Bei Kilometer 28 dann ein echter Einbruch. Leise vor mich hin schimpfend, bin ich kurz davor aufzugeben: "Wozu das alles, ich bin zu alt, ich bin zu dick, ich kann das nicht…". Daniel gallopiert leichtfüßig schon 30 Meter vor mir. Später erzählt er mir, dass er im schlimmsten Fall nicht gewusst hätte, wie er mich da wieder raus kriegt. Aber dank meines Mentaltrainings finde ich aus diesem Loch allein wieder raus. Mein Mentaltrainer orakelte vor dem Lauf, dass ich meinen Einbruch höchstwarscheinlich bei Kilometer 19 haben werde. Ich sollte mir mit geschlossenen Augen vorstellen, dass dort eine Bar sei, mit vielen vergnügten Menschen, die Spaß haben, leckeres Weizenbier trinken etc. Nun laufe ich zwischen Kilometer 28 und 29 auf der Strandpromenade von Kiel und komme doch tatsächlich an der Seabar vorbei - allerdings hat sie die Hausnummer 61. Während ich vor mich hin trotte, überlege ich, das die 61 auf den Kopf gestellt, eine 19 ergibt.
 Tja - man darf es eigentlich niemandem ernsthaft erzählen, aber das hat gewirkt. Fragen Sie nicht wie, warum und wieso, aber es hat gewirkt. Mentaltraining! Ooohhhm .. Völlig verrückt!

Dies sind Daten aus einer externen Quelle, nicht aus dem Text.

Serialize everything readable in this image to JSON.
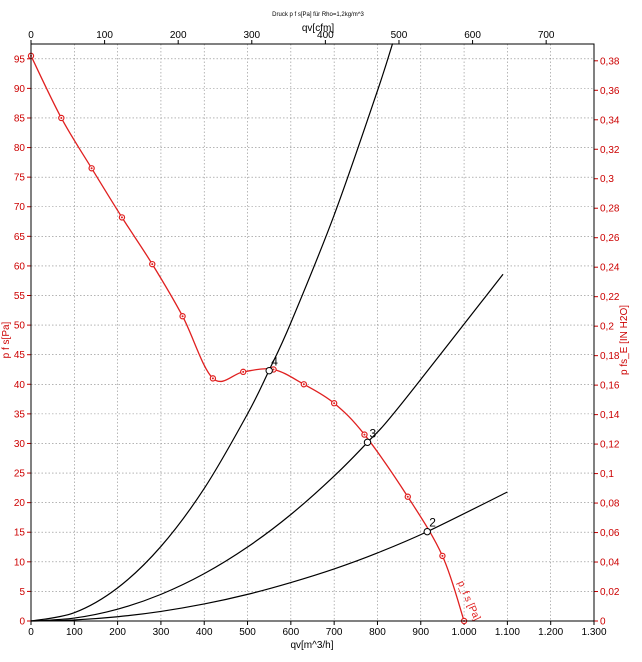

Und was hat mich mein Trainer supported. Alle halbe Stunde pünktlich ein schmackhaftes Gel, an jedem Versorgungsstand darf ich weiterlaufen und mein Supporter schleppt Getränke an. Das ist richtig klasse. Ich muss mich um nichts kümmern. Wenn da nur nicht immer dieses ziehende Gefühl wäre, wenn ich wieder an einem Versogungsstand vorbeilaufe. Daniel ist nämlich immer erst einmal selbst mit Essen beschäftigt. Es gibt zwei Versorgungsstationen auf der Strecke und bei jeder hält mein Trainer, um sich mit Kuchen, Müslieriegeln und Schokolade vollzustopfen. Unglaublich, was der Kerl alles in sich hineinstopft. Mit Händen voller Beute erreicht er mich schnell wieder - und ich kriege keinen Bissen runter. Einmal fragt er, ob ich von seiner Schokolade auch mal abbeißen wolle - fast hätte ich mich übergeben. So ein Fressack!.. und kein Gramm zu viel auf den Rippen. Die Welt ist ja so ungerecht!

Auf sein Spielchen, den Läufer vor uns noch einzuholen, habe ich mich natürlich nicht eingelassen. Das war auch nicht abgemacht. Ich wollte nur einmal den Marathon laufen und gut is!

An dieser Stelle sei einmal lobend und anerkennend erwähnt, mit welchem Engagement die ehrenamtlichen Helfer uns versorgen. Keiner baut irgendwas ab, bevor nicht auch der letzte Läufer (also ich) durchgelaufen ist. Danke - Ihre ward alle klasse!

Glücklich und zufrieden bin ich nach  5:49  unter Beifall der Helfer ins Ziel eingelaufen. Ist das ein gutes Gefühl ! Vor dem Weißbier trinke ich erstmal einen halben Liter Wasser. Ich schmecke nur noch Süßes. Ab Kilometer 30 ernähre ich mich nämlich nur noch von Cola. Brrrrrr !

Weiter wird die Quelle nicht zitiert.